É fundamental ressaltar que, em um cenário no qual os desafios globais prementes demandam soluções criativas, não podemos nos dar ao luxo de perder talentos, especialmente na matemática, área que desempenha papel fundamental no avanço de diversas disciplinas.

 

Outra preocupação de grande relevância é a falta de representatividade das mulheres nesse campo, fator que também contribui para a perda de talentos. Atualmente, a presença feminina na pesquisa matemática de alto nível é notavelmente escassa; uma situação alarmante.

 

Apenas em 2014 testemunhamos a primeira mulher (Maryam Mirzakhani) a receber a Medalha Fields, e somente em 2022 tivemos uma segunda mulher (Maryna Viazovska) a ser reconhecida com a honraria. O Prêmio Abel, outra importante premiação na área, também revela a falta de representatividade, com apenas uma mulher (Karen Uhlenbeck) laureada até o momento.

 

No âmbito nacional, o surgimento do Torneio Meninas na Matemática, em 2019, chama atenção para a ausência de competições na área que sejam voltadas, exclusivamente, para meninas. Apesar de tardio, esse torneio desempenha um papel crucial na identificação de jovens talentosas em matemática no Brasil e na promoção da representatividade do país em competições internacionais.

 

Todos esses aspectos merecem reflexão, destacando-se a necessidade de ações destinadas ao incentivo da participação feminina na matemática desde a infância. Para tal, é fundamental criar modelos inspiradores para as jovens, possibilitando que elas se sintam pertencentes a esse espaço.

 

Durante muito tempo, as mulheres foram excluídas desse campo, com acesso limitado à educação superior. O envolvimento em atividades científicas era praticamente proibido para elas.
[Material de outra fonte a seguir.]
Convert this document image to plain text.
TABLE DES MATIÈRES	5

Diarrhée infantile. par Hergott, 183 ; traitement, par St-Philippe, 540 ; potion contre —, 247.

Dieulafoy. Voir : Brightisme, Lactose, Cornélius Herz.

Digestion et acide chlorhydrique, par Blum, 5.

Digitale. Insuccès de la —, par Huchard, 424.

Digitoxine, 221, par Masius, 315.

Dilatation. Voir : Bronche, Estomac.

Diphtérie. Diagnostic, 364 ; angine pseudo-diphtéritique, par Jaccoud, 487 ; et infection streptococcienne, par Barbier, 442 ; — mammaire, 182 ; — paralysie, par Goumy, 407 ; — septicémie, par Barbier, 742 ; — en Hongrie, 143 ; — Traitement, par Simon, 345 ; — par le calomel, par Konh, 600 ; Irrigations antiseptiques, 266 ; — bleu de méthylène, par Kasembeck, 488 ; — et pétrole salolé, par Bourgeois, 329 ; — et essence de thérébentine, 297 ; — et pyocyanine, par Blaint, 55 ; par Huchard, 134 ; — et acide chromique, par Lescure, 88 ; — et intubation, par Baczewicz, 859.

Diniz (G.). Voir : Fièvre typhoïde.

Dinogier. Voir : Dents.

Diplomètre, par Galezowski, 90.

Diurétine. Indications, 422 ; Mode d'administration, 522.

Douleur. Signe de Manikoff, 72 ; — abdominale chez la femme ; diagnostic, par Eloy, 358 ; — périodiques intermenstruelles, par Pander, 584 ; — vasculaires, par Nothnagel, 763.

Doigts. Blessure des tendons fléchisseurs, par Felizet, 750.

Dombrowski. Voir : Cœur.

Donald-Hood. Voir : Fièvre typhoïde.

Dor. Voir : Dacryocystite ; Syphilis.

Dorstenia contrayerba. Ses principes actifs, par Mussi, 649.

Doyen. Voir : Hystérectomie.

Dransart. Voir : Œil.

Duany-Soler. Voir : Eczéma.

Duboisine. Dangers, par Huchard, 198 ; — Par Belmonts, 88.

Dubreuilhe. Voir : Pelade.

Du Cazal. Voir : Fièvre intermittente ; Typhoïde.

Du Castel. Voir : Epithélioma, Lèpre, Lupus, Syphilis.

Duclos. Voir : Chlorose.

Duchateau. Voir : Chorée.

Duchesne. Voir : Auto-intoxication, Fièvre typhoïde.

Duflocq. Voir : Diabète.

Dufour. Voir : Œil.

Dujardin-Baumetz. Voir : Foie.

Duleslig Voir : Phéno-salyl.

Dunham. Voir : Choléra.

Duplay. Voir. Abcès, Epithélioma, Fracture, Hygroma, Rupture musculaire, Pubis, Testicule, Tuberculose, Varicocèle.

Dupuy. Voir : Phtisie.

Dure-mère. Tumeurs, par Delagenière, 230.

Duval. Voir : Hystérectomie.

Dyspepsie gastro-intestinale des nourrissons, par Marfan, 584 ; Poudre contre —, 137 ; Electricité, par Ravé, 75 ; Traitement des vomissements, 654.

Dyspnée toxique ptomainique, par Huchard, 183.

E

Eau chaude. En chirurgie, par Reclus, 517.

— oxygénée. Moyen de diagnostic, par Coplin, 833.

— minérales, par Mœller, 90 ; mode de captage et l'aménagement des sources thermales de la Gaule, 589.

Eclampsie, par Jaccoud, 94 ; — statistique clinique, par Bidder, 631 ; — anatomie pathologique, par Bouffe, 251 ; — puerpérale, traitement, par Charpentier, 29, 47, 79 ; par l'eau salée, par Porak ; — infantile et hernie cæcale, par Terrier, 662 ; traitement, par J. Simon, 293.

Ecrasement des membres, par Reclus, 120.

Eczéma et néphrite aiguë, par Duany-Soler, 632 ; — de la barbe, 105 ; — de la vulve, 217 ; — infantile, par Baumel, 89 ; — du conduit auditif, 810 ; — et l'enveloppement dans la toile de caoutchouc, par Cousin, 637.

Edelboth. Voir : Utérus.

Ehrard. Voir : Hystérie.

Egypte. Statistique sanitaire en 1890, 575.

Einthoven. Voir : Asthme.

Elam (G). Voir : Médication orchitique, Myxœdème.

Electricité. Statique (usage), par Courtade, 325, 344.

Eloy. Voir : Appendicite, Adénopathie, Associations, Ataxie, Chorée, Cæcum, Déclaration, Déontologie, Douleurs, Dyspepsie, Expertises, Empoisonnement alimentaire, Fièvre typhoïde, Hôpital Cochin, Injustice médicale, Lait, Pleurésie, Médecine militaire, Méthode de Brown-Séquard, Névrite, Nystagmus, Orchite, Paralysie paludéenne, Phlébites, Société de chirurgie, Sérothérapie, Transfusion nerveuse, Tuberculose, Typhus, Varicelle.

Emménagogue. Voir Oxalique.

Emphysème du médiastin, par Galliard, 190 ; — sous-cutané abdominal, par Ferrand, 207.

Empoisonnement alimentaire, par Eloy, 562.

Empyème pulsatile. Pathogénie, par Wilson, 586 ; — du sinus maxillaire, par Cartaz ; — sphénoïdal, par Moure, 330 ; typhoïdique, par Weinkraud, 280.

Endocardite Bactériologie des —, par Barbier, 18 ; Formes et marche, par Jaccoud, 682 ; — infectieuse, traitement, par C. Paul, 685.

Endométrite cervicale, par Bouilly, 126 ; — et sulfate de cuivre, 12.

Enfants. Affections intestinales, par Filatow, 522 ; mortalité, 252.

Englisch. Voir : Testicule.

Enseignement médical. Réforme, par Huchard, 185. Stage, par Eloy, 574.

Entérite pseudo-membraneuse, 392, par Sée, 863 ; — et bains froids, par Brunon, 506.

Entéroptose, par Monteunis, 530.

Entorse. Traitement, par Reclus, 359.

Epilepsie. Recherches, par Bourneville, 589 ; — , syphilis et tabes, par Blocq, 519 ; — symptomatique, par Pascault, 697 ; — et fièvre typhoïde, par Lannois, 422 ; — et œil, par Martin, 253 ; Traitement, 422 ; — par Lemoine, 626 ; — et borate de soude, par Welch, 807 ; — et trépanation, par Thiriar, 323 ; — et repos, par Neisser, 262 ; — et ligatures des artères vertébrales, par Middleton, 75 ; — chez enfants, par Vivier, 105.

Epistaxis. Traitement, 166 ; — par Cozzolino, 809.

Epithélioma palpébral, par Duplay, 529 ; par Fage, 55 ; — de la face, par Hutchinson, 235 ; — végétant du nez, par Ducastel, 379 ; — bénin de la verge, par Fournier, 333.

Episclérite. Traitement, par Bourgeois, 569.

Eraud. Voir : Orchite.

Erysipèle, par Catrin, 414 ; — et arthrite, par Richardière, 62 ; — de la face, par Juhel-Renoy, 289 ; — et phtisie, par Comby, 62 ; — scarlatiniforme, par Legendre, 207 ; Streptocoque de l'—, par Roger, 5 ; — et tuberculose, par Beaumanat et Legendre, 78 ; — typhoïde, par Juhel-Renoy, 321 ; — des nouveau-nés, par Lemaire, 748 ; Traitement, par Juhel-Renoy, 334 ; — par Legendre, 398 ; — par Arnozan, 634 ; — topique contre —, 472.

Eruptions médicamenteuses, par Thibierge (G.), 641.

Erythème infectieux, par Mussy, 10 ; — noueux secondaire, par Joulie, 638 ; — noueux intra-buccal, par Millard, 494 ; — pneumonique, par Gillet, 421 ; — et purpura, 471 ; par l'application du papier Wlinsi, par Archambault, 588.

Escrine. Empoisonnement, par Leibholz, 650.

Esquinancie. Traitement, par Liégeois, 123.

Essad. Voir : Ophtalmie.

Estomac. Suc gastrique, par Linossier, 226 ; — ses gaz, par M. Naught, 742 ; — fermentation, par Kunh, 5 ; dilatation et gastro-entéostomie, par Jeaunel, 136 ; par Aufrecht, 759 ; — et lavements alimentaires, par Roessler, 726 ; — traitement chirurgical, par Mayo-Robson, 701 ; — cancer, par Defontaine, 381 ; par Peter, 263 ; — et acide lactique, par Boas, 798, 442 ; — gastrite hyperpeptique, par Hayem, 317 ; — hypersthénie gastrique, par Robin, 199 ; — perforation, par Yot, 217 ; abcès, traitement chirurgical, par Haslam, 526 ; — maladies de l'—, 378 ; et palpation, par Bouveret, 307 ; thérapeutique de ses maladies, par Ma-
No entanto, histórias inspiradoras como a de Sophie Germain, que teve que se disfarçar de homem para estudar e colaborou com o renomado matemático Carl Friedrich Gauss, e a de Marie Curie, que conquistou dois prêmios Nobel e teve um impacto duradouro na ciência, demonstram que as mulheres têm um papel essencial na matemática e na ciência em geral.

 

É crucial que a sociedade reflita sobre as medidas necessárias, tanto em nível nacional quanto internacional, para promover a diversidade na ciência e garantir que talentos não sejam desperdiçados. O diálogo entre os diversos setores da sociedade é urgente e essencial para garantir o investimento em educação pública de qualidade e a promoção de mudanças significativas nesse cenário.

 

Nesse contexto, é fundamental que as políticas públicas se concentrem em impulsionar o ensino de matemática desde a base, fomentar a participação de mulheres e garantir que o Brasil mantenha sua posição de destaque no cenário internacional de pesquisa matemática.

 

Por meio de esforços coletivos e investimentos na educação, podemos alcançar um futuro mais promissor no qual talentos matemáticos sejam nutridos desde cedo, independentemente de gênero, e em que a matemática continue a ser uma ferramenta poderosa na solução dos desafios globais que enfrentaremos.